The next afternoon Tom saw Jane Austen’s husband walking on the beach with the little boy and girl. Tom thought at first that this fat man in a pink Lacoste shirt, lime-green Bermuda shorts, brown socks, and black sandals, this sweating parody of the revolting American tourist, was only a friend, but the little boy called him Daddy and held his hand, chattering about octopus tentacles, and what happens if you cut off the tentacle of an octopus, and does the tentacle grow back? So Jane Austen, the best inspiration this stupid resort could offer him, was married to an oaf. If he was going to give himself a fever over a stranger, he wanted a worthy rival to illustrate the dust jacket, a handsomely corrupt pirate standing defeated in the background while Tom made love to his lady. He wanted someone who threatened him, a lean man with the perceptive gaze of a flight instructor, a judge of character, a man who could size you up and, by the way you stood at ease or agony when no one was watching, judge even your father. But then a thought gave Tom fuel for his fantasy: the fat man and Jane Austen were lying, this marriage was all for show. She was his slave and would never see her real husband again, that man of muscle and sinew, if she didn’t cooperate. Tom found himself rescuing Jane Austen from the demonically obese kidnapper only to return her to her grateful thin husband, a pediatric eye surgeon working among the poor in Haiti.
If this were so, thought Tom, how could I signal to her that I was here to help? I could tell her about Ira. I could sit beside her at the pool, and I could say, “I used to have a friend named Ira. He inherited a construction business from his father. He was always late to meetings, and he was lazy and slow and the business failed. He was fat. I’ll tell you the truth, I used to bore my wife with all the excuses I made for Ira, because Ira was my friend. Even though he came to his mother’s funeral in a hooded blue sweatshirt, I wanted to help him. One day he asked me to loan him money so he could buy an industrial coffee roaster, so he could open a coffee business. My wife said that if I wanted to throw my money away, I should at least buy the industrial coffee roaster myself and then lease it to him, so if he went bust I’d have something to sell. Of course the business died, what do you expect, because Ira was a loser. I sold the machine at a loss, but this was good for me, a tuition payment on experience. In the difference between the price and the damage, I stopped justifying Ira’s failures. I stopped having sympathy for Ira. I stopped looking at his inanimate bulk as the expression of some pain that made him such a disaster at business, at love, at friendship. Would you like to know why? Because of my wife. My wife didn’t see obesity as a problem. She pointed out to me the many fat men in the world who transcend all of Ira’s most unfortunate attributes: a thick nose, small eyes, big stomach, dying hairline; men with stunning women, maybe their wives, maybe just women they fuck. I saw these men, these larded medieval Jew barons, I had always seen them, but denied the implication of what they proved, to protect my buddy Ira.
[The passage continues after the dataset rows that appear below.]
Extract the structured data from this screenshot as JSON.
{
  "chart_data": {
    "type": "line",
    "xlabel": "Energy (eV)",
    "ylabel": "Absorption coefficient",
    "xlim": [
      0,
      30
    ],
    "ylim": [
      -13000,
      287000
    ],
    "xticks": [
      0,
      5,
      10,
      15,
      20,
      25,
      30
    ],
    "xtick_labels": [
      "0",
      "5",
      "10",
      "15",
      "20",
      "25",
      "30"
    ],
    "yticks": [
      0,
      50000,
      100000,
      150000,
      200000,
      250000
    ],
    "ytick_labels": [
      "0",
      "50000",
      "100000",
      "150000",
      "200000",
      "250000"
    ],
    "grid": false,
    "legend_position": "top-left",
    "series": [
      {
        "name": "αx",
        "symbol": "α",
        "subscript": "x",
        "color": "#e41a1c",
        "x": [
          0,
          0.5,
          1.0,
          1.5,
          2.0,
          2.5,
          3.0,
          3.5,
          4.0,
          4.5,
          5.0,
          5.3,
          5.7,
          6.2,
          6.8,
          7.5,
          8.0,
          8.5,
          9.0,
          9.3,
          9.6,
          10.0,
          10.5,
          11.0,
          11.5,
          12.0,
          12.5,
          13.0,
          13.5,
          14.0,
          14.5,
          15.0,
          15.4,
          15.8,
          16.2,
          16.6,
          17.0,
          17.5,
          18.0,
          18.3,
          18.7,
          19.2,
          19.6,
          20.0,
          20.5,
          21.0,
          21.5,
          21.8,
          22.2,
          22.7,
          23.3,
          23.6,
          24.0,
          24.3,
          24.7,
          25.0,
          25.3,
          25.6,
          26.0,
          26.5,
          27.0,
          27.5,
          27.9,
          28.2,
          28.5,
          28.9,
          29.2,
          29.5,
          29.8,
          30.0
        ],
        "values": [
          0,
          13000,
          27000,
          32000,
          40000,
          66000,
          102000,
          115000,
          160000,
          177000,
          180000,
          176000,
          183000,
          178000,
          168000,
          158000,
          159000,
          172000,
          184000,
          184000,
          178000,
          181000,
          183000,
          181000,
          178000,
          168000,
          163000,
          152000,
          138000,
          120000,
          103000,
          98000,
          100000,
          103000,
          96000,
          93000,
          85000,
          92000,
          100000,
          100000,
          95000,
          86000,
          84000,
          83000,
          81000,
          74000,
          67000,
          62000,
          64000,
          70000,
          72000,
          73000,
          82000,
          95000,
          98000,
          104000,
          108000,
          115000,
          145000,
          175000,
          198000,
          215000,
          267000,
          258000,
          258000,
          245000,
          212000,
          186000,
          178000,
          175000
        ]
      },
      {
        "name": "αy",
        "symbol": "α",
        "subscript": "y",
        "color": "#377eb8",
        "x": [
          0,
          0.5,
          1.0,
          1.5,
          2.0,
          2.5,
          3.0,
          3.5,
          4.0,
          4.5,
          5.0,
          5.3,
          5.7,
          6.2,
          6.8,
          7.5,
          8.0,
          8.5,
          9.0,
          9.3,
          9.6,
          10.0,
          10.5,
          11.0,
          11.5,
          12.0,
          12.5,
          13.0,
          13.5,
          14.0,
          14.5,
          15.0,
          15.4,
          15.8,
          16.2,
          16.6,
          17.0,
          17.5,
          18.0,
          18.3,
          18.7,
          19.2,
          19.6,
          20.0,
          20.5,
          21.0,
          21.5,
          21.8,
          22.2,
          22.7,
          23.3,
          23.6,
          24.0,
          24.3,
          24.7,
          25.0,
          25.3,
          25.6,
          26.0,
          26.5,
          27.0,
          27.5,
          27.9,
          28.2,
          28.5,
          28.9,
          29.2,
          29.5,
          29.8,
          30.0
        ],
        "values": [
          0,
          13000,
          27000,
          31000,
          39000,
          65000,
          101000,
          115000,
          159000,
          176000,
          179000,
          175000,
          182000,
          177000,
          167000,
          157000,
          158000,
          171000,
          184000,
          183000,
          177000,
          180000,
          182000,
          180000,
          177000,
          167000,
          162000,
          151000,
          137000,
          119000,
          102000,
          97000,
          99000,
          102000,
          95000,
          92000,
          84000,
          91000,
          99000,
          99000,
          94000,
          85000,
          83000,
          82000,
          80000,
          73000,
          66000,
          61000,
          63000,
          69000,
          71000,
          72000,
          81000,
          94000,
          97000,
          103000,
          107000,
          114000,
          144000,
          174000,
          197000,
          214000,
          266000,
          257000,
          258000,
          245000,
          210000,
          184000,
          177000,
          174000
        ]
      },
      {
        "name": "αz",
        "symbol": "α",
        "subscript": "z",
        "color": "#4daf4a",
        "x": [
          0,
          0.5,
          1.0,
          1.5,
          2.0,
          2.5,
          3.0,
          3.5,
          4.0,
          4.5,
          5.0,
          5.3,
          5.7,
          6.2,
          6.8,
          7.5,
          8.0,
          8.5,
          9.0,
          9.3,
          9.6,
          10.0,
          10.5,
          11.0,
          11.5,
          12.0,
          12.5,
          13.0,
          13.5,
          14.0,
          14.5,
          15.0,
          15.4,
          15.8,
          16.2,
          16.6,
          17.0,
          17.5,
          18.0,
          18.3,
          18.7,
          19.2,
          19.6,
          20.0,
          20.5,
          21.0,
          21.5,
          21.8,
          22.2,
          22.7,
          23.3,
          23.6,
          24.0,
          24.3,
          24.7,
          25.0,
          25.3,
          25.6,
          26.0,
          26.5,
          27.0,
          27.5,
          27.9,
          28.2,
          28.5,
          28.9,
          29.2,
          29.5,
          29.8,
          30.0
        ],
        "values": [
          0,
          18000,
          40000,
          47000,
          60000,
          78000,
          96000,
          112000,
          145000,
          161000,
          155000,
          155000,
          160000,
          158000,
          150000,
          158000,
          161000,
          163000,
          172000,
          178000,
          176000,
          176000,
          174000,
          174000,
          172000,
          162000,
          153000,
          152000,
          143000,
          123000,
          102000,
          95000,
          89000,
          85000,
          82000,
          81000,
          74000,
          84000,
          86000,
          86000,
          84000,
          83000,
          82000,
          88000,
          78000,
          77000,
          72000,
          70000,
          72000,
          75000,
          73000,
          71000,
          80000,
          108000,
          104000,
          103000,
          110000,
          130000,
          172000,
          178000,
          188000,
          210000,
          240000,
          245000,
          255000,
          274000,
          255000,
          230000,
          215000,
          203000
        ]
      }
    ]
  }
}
“No longer. I’m a connoisseur now, and we have a name for these men: my wife and I call these men the Realized Iras. Realized Iras are otherwise grotesque men of commerce whose vivacious appetites make them sexually attractive, whose expansive capacities for money, food, pleasure, and friendship intimidate the world. And if I were going to leave my wife for you, Jane Austen, even in fantasy, your fat man would be a Realized Ira, not the sunburned sloth who made you his slave. Your alleged husband has no tone, no buoyancy, none of the elastic grace of the Realized Iras, and he has none of that grace in his heart,” which is why Tom killed him for what he did the awful night of the Reggae Party, after Tom had already resigned his tangled daydream.